Department of Population Health and Reproduction, School of Veterinary Medicine, University of California, Davis, California, USA.

Published: July 2024

AI Article Synopsis

  • - The study aimed to assess how surgery resident training affects the duration of tibial plateau leveling osteotomy (TPLO) surgeries and whether duration varies by residency year.
  • - Analysis of 256 surgeries showed that residents took significantly longer (153 minutes) than faculty surgeons (99 minutes), with first-year residents being particularly slower compared to their second and third-year counterparts.
  • - Findings indicate that while surgery times improved after the first year of residency, no further reductions were observed in subsequent years, providing insights for resource planning and cost management in veterinary training.

Article Abstract

Objective: To investigate the impact of surgery resident training on surgery duration in tibial plateau leveling osteotomy (TPLO) and evaluate whether surgery duration differs with each year of residency training.

Study Design: Retrospective medical record review.

Animals: A total of 256 client-owned dogs underwent TPLO.

Methods: Records of dogs that underwent TPLO between August 2019 and August 2022 were reviewed. The effects of the surgeon (faculty/resident) and the procedure (arthrotomy/arthroscopy) on TPLO surgery duration were examined with an analysis of variance, and geometric least squares means (GLSM) were compared. A linear mixed effects model (LMM) was fitted to quantify fixed and random effects.

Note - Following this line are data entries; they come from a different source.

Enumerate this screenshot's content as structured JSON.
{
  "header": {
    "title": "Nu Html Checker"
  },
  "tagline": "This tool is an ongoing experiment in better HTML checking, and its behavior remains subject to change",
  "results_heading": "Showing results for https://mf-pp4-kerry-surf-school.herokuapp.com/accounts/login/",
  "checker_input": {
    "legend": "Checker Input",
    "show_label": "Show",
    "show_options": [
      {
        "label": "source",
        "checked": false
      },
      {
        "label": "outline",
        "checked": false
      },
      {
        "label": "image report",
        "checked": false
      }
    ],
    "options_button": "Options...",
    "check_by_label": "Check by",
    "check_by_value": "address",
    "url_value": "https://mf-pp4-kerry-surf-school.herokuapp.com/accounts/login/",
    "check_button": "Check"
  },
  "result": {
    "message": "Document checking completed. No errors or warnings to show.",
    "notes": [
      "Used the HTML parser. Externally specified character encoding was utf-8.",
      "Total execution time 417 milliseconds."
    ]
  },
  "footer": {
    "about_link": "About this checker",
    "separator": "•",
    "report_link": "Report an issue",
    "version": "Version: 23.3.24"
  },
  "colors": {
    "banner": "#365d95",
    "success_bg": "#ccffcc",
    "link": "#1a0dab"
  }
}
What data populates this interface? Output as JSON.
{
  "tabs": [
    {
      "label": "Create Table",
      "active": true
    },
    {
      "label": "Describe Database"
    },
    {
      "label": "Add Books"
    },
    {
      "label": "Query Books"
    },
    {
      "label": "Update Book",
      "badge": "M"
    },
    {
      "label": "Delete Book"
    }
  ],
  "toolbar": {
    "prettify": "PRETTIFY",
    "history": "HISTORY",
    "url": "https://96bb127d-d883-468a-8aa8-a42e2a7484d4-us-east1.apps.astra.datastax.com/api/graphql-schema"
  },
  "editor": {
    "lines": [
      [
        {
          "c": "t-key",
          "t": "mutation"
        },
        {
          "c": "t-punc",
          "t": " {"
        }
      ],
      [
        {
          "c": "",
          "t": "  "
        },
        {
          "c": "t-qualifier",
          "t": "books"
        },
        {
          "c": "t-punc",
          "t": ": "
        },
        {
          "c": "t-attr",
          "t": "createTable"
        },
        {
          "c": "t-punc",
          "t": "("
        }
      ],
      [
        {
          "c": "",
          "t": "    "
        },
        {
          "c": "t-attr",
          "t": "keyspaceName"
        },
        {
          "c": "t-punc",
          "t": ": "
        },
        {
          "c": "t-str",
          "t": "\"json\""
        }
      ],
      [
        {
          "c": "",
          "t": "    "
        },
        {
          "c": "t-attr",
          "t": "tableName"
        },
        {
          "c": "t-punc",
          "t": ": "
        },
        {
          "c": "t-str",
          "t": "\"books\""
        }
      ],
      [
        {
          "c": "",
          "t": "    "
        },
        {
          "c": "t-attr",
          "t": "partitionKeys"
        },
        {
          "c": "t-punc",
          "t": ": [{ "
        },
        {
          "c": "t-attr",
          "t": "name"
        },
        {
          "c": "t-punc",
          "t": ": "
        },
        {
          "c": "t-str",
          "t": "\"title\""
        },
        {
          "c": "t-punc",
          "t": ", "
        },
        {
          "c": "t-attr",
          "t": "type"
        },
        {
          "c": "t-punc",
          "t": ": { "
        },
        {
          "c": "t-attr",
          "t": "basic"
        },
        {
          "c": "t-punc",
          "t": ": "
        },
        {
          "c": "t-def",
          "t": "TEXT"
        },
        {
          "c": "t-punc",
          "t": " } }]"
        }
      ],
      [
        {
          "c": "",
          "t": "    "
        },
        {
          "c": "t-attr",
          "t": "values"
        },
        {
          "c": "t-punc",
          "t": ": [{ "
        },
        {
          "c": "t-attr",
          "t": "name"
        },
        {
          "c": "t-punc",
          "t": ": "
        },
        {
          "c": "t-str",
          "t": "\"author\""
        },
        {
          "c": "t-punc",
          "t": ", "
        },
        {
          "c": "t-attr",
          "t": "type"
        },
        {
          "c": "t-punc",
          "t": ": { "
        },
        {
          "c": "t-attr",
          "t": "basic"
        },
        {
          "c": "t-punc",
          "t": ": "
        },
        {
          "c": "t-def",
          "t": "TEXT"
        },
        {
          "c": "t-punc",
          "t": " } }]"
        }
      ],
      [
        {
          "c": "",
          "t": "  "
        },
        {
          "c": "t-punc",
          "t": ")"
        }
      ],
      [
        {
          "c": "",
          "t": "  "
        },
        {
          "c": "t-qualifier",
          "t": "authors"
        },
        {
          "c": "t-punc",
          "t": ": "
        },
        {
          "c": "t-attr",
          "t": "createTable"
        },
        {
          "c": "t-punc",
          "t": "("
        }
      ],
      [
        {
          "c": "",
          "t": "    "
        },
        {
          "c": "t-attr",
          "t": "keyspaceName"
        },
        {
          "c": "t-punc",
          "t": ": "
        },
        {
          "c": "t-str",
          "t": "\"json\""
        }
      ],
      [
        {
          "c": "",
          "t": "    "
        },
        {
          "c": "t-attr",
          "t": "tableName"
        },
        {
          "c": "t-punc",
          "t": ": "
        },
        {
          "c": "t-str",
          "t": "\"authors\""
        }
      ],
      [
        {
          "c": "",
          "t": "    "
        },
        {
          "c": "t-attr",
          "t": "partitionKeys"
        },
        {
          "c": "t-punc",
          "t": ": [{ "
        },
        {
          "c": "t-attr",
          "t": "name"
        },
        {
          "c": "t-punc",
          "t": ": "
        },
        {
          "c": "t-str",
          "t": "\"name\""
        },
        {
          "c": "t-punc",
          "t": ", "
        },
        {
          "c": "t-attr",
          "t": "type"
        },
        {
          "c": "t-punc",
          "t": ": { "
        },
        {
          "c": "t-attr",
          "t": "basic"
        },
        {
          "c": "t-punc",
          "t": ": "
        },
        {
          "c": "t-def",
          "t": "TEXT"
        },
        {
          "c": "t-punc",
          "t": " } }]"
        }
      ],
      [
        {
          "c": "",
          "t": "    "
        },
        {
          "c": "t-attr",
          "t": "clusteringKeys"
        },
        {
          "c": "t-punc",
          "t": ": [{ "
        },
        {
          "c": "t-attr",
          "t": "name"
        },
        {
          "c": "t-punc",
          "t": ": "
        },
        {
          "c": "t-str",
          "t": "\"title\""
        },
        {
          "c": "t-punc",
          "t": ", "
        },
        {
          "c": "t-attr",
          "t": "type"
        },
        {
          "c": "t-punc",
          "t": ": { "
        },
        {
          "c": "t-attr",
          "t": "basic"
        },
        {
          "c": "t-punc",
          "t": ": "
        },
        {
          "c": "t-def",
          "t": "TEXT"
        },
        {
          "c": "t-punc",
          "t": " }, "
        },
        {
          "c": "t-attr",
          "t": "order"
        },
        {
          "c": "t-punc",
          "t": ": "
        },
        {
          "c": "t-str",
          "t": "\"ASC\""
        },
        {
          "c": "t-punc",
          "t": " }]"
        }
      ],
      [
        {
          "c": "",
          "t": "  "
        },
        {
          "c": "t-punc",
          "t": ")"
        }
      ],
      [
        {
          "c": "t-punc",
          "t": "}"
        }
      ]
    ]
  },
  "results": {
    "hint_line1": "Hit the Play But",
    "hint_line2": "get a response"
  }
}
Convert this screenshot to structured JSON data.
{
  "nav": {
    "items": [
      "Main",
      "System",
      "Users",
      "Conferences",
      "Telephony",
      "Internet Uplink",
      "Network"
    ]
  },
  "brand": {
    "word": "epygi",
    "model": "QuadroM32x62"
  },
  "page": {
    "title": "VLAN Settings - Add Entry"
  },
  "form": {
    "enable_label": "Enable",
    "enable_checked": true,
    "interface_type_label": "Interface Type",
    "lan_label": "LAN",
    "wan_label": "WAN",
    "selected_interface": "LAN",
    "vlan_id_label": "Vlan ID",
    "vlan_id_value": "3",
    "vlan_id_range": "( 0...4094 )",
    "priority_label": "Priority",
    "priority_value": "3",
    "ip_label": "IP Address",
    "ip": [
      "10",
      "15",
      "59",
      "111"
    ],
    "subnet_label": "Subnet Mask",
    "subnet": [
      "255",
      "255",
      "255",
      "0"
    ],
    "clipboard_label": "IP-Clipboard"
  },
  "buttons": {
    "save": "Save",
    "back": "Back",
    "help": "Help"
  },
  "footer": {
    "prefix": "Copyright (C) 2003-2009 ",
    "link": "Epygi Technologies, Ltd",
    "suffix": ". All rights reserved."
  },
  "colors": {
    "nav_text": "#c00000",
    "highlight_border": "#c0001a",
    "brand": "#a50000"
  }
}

Results: Four faculty surgeons performed 74 (29%) TPLOs, while 10 residents performed 182 (71%) TPLOs under the direct supervision of a faculty surgeon. All TPLOs were conducted with arthrotomy (109; 43%) or arthroscopy (147; 57%). Overall, residents (GLSM, 153 min) required 54% more surgery duration than faculty surgeons (GLSM, 99 min). Surgery duration among first-year residents (GLSM, 170 min) was 15% longer than second- (GLSM, 148 min) and third-year (GLSM, 147 min) residents, whereas the duration did not differ statistically between second- and third-year residents. Arthroscopy, meniscal tear treatment, surgery on the right stifle, and increasing patient weight were also associated with longer surgery duration.

Conclusion: The duration of TPLO surgery significantly decreased after the first year of residency, but did not decrease afterward.

Clinical Significance: The results will aid with resource allocation, curricula planning, and cost management associated with resident training.